Anthropic's official Models overview confirming Claude Opus 4.6 as the recommended model for complex tasks, with both Opus 4.6 and Sonnet 4.6 listed as current. — 📄 Anthropic’s official Models overview confirming Claude Opus 4.6 as the recommended model for complex tasks, with both Opus 4.6 and Sonnet 4.6 listed as current.

📄 OpenRouter showing the `anthropic/claude-opus-4.6` model identifier — the correct API string format for GSD2 configuration.

The video’s approach here matches the current docs exactly. Two additions: use the exact string anthropic/claude-opus-4.6 when configuring GSD2 in OpenRouter — not the display name. And per Anthropic’s official model table, Opus 4.6 supports both Extended Thinking and Adaptive Thinking. The tutorial does not confirm whether GSD2 enables these capabilities; if it doesn’t, the benchmark in step 16 reflects Opus 4.6 running without its full reasoning stack.

Step 9 — Set the execution model

Anthropic homepage 'Latest releases' section showing Claude Sonnet 4.6 as a current, actively supported model. — 📄 Anthropic homepage ‘Latest releases’ section showing Claude Sonnet 4.6 as a current, actively supported model.

The video’s approach here matches the current docs exactly. Anthropic’s current guidance positions Sonnet 4.6 for execution tasks — the tutorial’s model hierarchy aligns with official recommendations.

Steps 10–13 — Budget ceiling, terminal setup, project initialization, task review

No official documentation was found for these steps — proceed using the video’s approach and verify independently.

Steps 14–15 — Auto execution; behavior observation

No official documentation was found for these steps — proceed using the video’s approach and verify independently.

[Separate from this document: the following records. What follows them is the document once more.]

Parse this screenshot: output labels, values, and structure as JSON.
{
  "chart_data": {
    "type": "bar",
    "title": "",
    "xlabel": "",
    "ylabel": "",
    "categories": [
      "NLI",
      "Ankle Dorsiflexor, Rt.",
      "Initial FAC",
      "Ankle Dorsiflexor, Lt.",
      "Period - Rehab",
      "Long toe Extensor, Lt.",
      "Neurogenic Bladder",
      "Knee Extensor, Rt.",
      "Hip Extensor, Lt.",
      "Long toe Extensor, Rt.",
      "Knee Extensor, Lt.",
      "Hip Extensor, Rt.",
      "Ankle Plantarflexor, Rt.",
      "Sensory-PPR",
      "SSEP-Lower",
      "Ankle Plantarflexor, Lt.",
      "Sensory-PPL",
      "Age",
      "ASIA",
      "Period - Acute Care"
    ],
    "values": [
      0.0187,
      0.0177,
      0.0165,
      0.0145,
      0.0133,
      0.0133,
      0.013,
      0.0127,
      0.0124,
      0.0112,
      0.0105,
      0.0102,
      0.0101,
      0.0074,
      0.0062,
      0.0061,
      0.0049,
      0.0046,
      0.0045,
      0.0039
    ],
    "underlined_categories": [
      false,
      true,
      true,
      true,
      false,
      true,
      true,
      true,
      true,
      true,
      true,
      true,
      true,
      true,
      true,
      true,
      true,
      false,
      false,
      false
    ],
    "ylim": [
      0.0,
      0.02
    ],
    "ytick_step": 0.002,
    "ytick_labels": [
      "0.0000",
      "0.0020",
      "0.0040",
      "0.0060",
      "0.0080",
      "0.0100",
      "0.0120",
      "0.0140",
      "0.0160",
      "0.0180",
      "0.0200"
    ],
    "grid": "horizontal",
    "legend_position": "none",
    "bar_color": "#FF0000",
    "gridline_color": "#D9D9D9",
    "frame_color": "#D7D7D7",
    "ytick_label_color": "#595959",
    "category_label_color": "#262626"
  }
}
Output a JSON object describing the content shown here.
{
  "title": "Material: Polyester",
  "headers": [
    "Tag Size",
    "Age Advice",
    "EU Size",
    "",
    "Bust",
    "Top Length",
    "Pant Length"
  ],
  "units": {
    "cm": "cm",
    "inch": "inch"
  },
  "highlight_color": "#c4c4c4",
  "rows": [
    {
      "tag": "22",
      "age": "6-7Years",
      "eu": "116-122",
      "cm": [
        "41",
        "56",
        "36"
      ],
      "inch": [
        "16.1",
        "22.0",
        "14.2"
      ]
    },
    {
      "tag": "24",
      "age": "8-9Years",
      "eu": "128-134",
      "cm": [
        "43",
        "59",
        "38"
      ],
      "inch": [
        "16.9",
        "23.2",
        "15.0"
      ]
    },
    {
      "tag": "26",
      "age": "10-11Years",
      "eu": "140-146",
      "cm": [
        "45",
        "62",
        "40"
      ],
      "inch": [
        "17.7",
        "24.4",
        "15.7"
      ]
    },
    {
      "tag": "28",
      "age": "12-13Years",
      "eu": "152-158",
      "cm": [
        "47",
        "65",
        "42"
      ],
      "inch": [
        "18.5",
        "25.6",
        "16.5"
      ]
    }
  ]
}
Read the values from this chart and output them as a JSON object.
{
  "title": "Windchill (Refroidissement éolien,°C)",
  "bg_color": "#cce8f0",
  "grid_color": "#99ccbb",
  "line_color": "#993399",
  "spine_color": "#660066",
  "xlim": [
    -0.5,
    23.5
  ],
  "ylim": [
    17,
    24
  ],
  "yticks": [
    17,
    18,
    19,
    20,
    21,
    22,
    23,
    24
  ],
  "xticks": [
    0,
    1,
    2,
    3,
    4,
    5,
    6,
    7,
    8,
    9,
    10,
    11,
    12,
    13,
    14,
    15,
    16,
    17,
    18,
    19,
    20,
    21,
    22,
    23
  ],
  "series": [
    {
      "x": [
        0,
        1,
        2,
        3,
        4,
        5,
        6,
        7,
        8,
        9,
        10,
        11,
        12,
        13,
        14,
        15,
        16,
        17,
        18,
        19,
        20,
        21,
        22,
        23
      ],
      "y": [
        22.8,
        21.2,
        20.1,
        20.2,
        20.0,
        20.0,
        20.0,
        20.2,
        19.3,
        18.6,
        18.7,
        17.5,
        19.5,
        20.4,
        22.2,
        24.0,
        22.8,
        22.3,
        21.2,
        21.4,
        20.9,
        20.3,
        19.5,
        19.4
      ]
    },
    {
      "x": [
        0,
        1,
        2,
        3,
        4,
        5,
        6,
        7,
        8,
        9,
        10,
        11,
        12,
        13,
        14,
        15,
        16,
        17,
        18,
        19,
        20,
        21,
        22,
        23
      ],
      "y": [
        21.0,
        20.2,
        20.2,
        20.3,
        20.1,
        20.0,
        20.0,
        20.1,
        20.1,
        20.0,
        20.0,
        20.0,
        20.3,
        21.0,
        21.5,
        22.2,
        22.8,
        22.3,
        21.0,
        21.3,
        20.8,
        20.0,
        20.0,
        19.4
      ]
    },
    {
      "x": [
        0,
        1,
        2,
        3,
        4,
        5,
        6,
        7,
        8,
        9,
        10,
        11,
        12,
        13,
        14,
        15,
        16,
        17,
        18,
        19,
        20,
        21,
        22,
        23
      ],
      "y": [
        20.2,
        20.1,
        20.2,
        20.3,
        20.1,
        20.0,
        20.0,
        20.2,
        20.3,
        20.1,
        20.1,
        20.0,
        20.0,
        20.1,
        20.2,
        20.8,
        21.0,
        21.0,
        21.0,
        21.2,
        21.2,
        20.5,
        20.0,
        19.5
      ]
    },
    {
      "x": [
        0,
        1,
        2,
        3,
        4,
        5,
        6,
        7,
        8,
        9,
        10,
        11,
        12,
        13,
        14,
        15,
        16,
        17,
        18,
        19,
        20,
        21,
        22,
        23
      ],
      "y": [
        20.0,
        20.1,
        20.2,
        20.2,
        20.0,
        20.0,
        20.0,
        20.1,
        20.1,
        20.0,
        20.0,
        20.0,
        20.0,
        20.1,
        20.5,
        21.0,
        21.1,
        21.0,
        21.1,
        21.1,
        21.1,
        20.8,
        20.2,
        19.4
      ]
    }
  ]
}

Claude Code desktop app (BETA) showing 'Auto accept edits' toggle and project sidebar — a comparable autonomous mode not discussed in the video's benchmark framing. — 📄 Claude Code desktop app (BETA) showing ‘Auto accept edits’ toggle and project sidebar — a comparable autonomous mode not discussed in the video’s benchmark framing.

Worth noting for context: Claude Code ships a BETA desktop GUI with an “Auto accept edits” toggle directly analogous to GSD2’s auto mode. The terminal-only framing of the comparison doesn’t account for this interface.

Step 16 — Compare final outputs

📄 Claude Code official product page showing cross-platform availability (terminal, IDE, Slack, web) and the `curl -fsSL https://claude.ai/install.sh | bash` install command.

The video’s approach here matches the current docs exactly. One framing addition: the benchmark tests terminal Claude Code specifically — the product also supports IDE and Slack interfaces that could shift results depending on workflow context. Read the comparison as terminal-vs-terminal, not tool-vs-tool in full.

Useful Links

Claude Code by Anthropic | AI Coding Agent, Terminal, IDE — Official product page covering installation, Pro and Max 5x pricing tiers, and Claude Code’s cross-platform availability including terminal, IDE, Slack, and desktop GUI.
Models overview – Claude API Docs — Anthropic’s authoritative model reference listing Opus 4.6 and Sonnet 4.6 specifications, context windows, Extended Thinking support, and knowledge cutoff dates.
OpenRouter — Multi-provider API platform for 300+ models; official onboarding requires credit purchase before API key activation, with OPENROUTER_API_KEY as the environment variable.
What is Brave Search? | Brave — Consumer Brave Search product page; the developer API key used in step 5 is obtained separately at api.search.brave.com.
Home \ Anthropic — Anthropic homepage confirming Claude Sonnet 4.6 and Opus 4.6 as current flagship models, with release context from the February–March 2026 announcement window.